Is there any algorithm for 8 bits block size?
Thanks
EDIT : I intend not to use this for perfect protection, but for a just-in-case situation where one who sees the code should not find the plaintext. So 8 bit is kinda okay for me.
A block cipher with 8-bit blocks means that each input block can be encrypted into 256 possible values -- which means that an attacker has a 1/256 chance of guessing the input value. It turns out to be very difficult to use such an algorithm securely. Nevertheless it is possible to define a block cipher over 8-bit blocks, and to do it "perfectly"; just do not expect it to be generally useful.
There also are "block-less" ciphers, known as "stream ciphers" which encrypt data "byte by byte" (or even "bit by bit"); most are just pseudo-random generators which produce an arbitrary amount of bytes from a key. That generated stream is just to be combined with the data to encrypt with a XOR. The traditional stream cipher is RC4; but newer and better stream ciphers have been designed.
A block cipher, by itself, is a mathematical tool. In order to actually encrypt data, the block cipher must be used properly. The keywords are chaining and padding. Chaining is about defining what actually goes into the block cipher and what to do with the output. Padding is about adding some bytes to the data, in a reversible way, so that the padded message length is appropriate for the chosen chaining mode. The traditional chaining mode is called CBC. A newer (and arguably better) chaining mode is CTR (same link), which has the added bonus of avoiding the need for padding (CTR just turns a block cipher into a stream cipher).
As for block ciphers, you should use AES instead of TripleDES. It is faster, more secure, and the current American standard.
RSA with 8-bit key :)
Seriously though, the block-based cyphers are stateless - the ciphertext of a block depends only on the cleartext of the block, not on the previous blocks (otherwise it would be a stream cypher). A block cypher that acts on 8-bit blocks can be brute-forced easily, so there's no point.
When using AES (or probably most any cipher), it is bad practice to reuse an initialization vector (IV) for a given key. For example, suppose I encrypt a chunk of data with a given IV using cipher block chaining (CBC) mode. For the next chunk of data, the IV should be changed (e.g., the nonce might be incremented or something). I'm wondering, though, (and mostly out of curiosity) how much of a security risk it is if the same IV is used if it can be guaranteed that the first four bytes of the chunks are incrementing. In other words, suppose two chunks of data to be encrypted are:
0x00000000someotherdatafollowsforsomenumberofblocks
0x00000001someotherdatathatmaydifferormaynotfollows
If the same IV is used for both chunks of data, how much information would be leaked?
In this particular case, it's probably OK (but don't do it, anyway). The "effective IV" is your first encrypted block, which is guaranteed to be different for each message (as long as the nonce truly never repeats under the same key), because the block cipher operation is a bijection. It's also not predictable, as long as you change the key at the same time as you change the "IV", since even with fully predictable input the attacker should not be able to predict the output of the block cipher (block cipher behaves as a pseudo-random function).
It is, however, very fragile.

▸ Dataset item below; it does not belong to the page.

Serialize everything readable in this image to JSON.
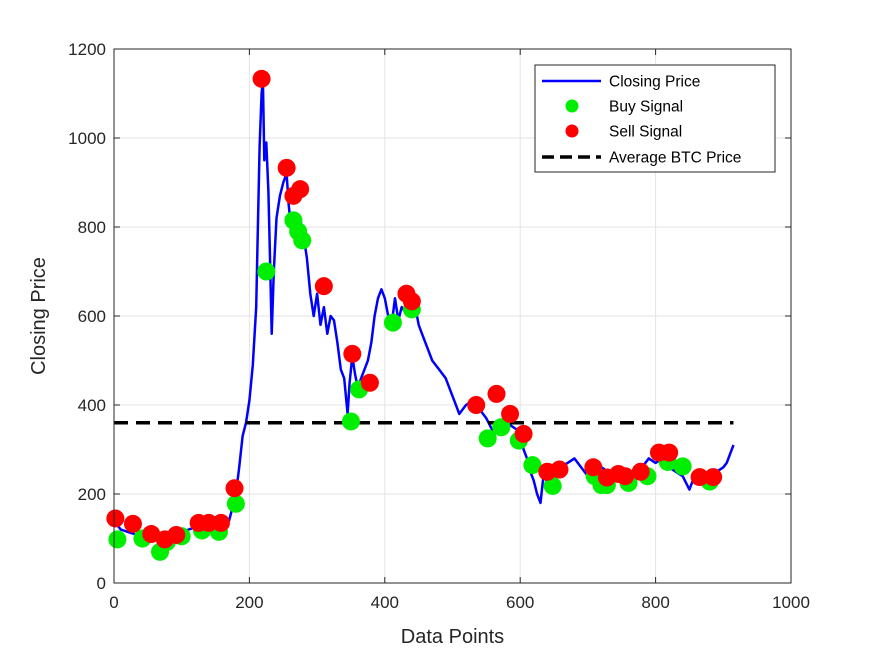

Someone who is maintaining this protocol long after you've moved on to greener pastures might well not understand that the security depends heavily on that non-repeating nonce, and could "optimise" it out. Is sending that single extra block each message for a real IV really an overhead you can't afford?
Mark,
what you describe is pretty much what is proposed in Appendix C of NIST SP800-38a.
In particular, there are two ways to generate an IV:
Generate a new IV randomly for
each message.
For each message use a new unique nonce (this may be a counter), encrypt the nonce, and use the result as IV.
The second option looks very similar to what you are proposing.
Well, that depends on the block size of the encryption algorithm. For the usual block size of 64 bytes i dont think that would make any difference. The first bits would be the same for many blocks, before entering the block cipher, but the result would not have any recognisable pattern. For block sizes < 4 bytes (i dont think that happens) it would make a difference, because the first block(s) would always be the same, leaking information about patterns. Just my opinion.
edit:
Found this
"For CBC and CFB, reusing an IV leaks some information about the first block
of plaintext, and about any common prefix shared by the two messages"
Source: lectures of my university :)